Excerpts
Extracto de Proust Para Bañistas de Emanuele Pettener y traducido por Orianna Soublette (2025)
Así que le propuse a Altoneen continuar la conversación al aire libre. A Altoneen, el helenista más desgarbado de la Tierra, no le pareció real: se esforzó en llenar dos platos con jamón dulce y rellenar mi copa de vino, un pésimo Zinfandel rosado. Sobrecargados de comida y vino, driblamos a los colegas ya efervescentes de alcohol, divagaciones intelectuales y adulaciones (de estudiantes de máster y doctorado que nos adoraban) y nos trasladamos a la gran terraza de madera, realmente impresionante en lo que a las vistas se refiere: más allá de la oscura vegetación de sea grapes se extendía la playa suave y fresca, y el plácido océano negro, platinado por una enorme luna blanca. Y a pocos metros, Alfredo Crepuscolo.
De reojo, observé a mi compatriota: estaba conversando tranquilamente con un par de alumnas, matriculadas como él en el máster.
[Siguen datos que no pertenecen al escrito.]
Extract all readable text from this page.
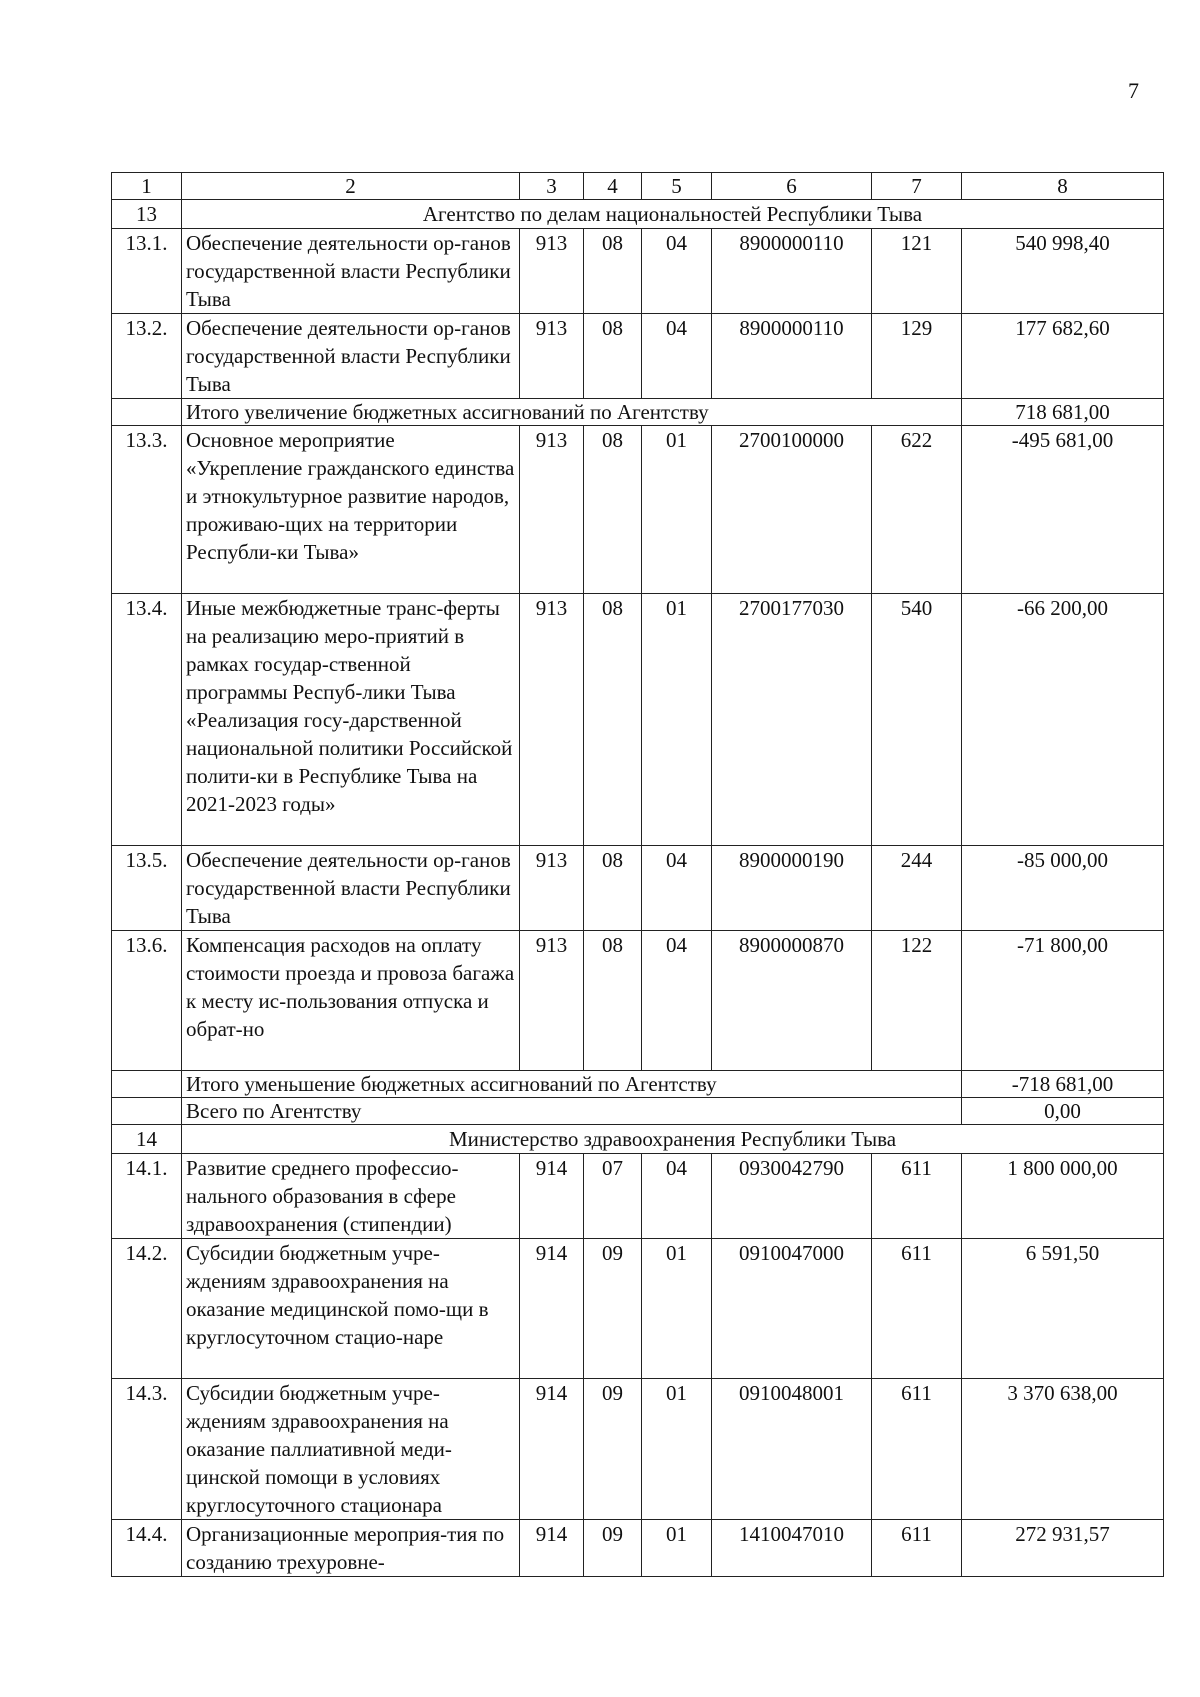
7
1	2	3	4	5	6	7	8
13	Агентство по делам национальностей Республики Тыва						
13.1.	Обеспечение деятельности ор-ганов государственной власти Республики Тыва	913	08	04	8900000110	121	540 998,40
13.2.	Обеспечение деятельности ор-ганов государственной власти Республики Тыва	913	08	04	8900000110	129	177 682,60
	Итого увеличение бюджетных ассигнований по Агентству						718 681,00
13.3.	Основное мероприятие «Укрепление гражданского единства и этнокультурное развитие народов, проживаю-щих на территории Республи-ки Тыва»	913	08	01	2700100000	622	-495 681,00
13.4.	Иные межбюджетные транс-ферты на реализацию меро-приятий в рамках государ-ственной программы Респуб-лики Тыва «Реализация госу-дарственной национальной политики Российской полити-ки в Республике Тыва на 2021-2023 годы»	913	08	01	2700177030	540	-66 200,00
13.5.	Обеспечение деятельности ор-ганов государственной власти Республики Тыва	913	08	04	8900000190	244	-85 000,00
13.6.	Компенсация расходов на оплату стоимости проезда и провоза багажа к месту ис-пользования отпуска и обрат-но	913	08	04	8900000870	122	-71 800,00
	Итого уменьшение бюджетных ассигнований по Агентству						-718 681,00
	Всего по Агентству						0,00
14	Министерство здравоохранения Республики Тыва						
14.1.	Развитие среднего профессио-нального образования в сфере здравоохранения (стипендии)	914	07	04	0930042790	611	1 800 000,00
14.2.	Субсидии бюджетным учре-ждениям здравоохранения на оказание медицинской помо-щи в круглосуточном стацио-наре	914	09	01	0910047000	611	6 591,50
14.3.	Субсидии бюджетным учре-ждениям здравоохранения на оказание паллиативной меди-цинской помощи в условиях круглосуточного стационара	914	09	01	0910048001	611	3 370 638,00
14.4.	Организационные мероприя-тия по созданию трехуровне-	914	09	01	1410047010	611	272 931,57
Era un tipo guapo, aunque de una belleza inusual, poco clásica, como si cada rasgo en sí mismo no fuera perfecto pero la suma produjera una alquimia intrigante: no era muy alto, pero tan cómodo en sus zapatos que no parecía más bajo que los demás; nada hacía pensar que se dedicara al deporte, sin embargo, ocultos por la ropa, sus hombros daban idea de fuerza, su pecho una frescura brutal, su vientre plano una tensión salvaje, sus piernas presteza y rapidez - algún animal del bosque, un ciervo tal vez, no feroz pero sabiendo defenderse, ya que tiene que defenderse todos los días; tenía una boca carnosa siempre inclinada a una sonrisa, irónica a menudo pero nunca mala, al contrario una buena sonrisa, que sorprendía por su dulzura. Sus ojos eran de un color árabe, color café, y tenía una nariz fina que parecía deslizarse alegremente por su cara, casi divertida de estar allí; su pelo, del color del whisky de malta, parecía impaciente por ser peinado, y no se cuidaba la barba -por pereza, me diría más tarde- dándole un aire indolente. Sus manos eran quizás la parte más atractiva: eran ligeras, de artista, pero surcadas de venas viriles, como esculpidas por un escultor del siglo XVIII. Confieso que lo miré (o más bien lo espié de reojo, mientras el finlandés me dominaba escupiendo moléculas de vino y jamón) con esa vaga sensación de superioridad que uno siente hacia los más jóvenes: porque yo soy ocho años mayor que Alfredo. Yo soy del ’69, él del ’77, yo vivo en América desde el ’91, mientras que él llegó allí en los albores del milenio. Tal vez sea por ese sentimiento de superioridad -que se hizo doble ante el hecho de que yo tenía una sólida cátedra, una casita frente al océano y una poderosa fila de publicaciones, mientras que él era un simple estudiante- por lo que me impactó tanto su llamada, unas semanas después de la fiesta de Sciagarone. Cuando sentimos un sentimiento de superioridad hacia alguien, esperamos, por la propiedad transitiva, que esa persona sienta un sentimiento de inferioridad equivalente; descubrir que no es así te hace caer de culo.
Por otra parte, yo no era ni soy tan imbécil como para tomarme en serio mi sentimiento de superioridad, así que mi asombro, lejos de convertirse en fastidio, se convirtió inmediatamente en placer, y con placer acepté su invitación a comer.
Pensé que iba a pedirme otro favor, pero no. Conversamos y comimos. Es decir, él comió, yo no tenía apetito: en un momento dado cogió una servilleta del servilletero y retrató uno a uno a mis compañeros de departamento, caricaturizándolos en unos pocos trazos. Tenía un talento asombroso, así que le pedí que me retratara a mí:
“No te conozco lo suficiente”, se escudó, y juro que me pareció ver que le salía algo de rubor de la frente.
“Ahora un poco más”, le dije, llevándome la copa de vino a la boca.
“Eres indescifrable. No tienes rasgos reveladores”.
“No está bien decirlo: ¿tan insignificante soy?”.
Me miró directamente a los ojos, directo al corazón, su mirada llena de ironía, y luego dijo suavemente:
“No eres fácil de caricaturizar, pero me gusta retratarte”.
“¡No te agarres a un clavo ardiendo!”. Bebí más vino, ya al ataque.
Sacó una tarjeta del bolsillo de su camisa y me la entregó. Una terraza de madera, la luna, la playa, el océano. Altoneen y yo. Él de espaldas a mí, como si quisiera devorarme junto con el jamón y el vino (tiene un plato lleno de jamón en una mano y un vaso de vino amarillo en la otra) y yo mirando hacia otro lado, en dirección al delineante, pensativamente.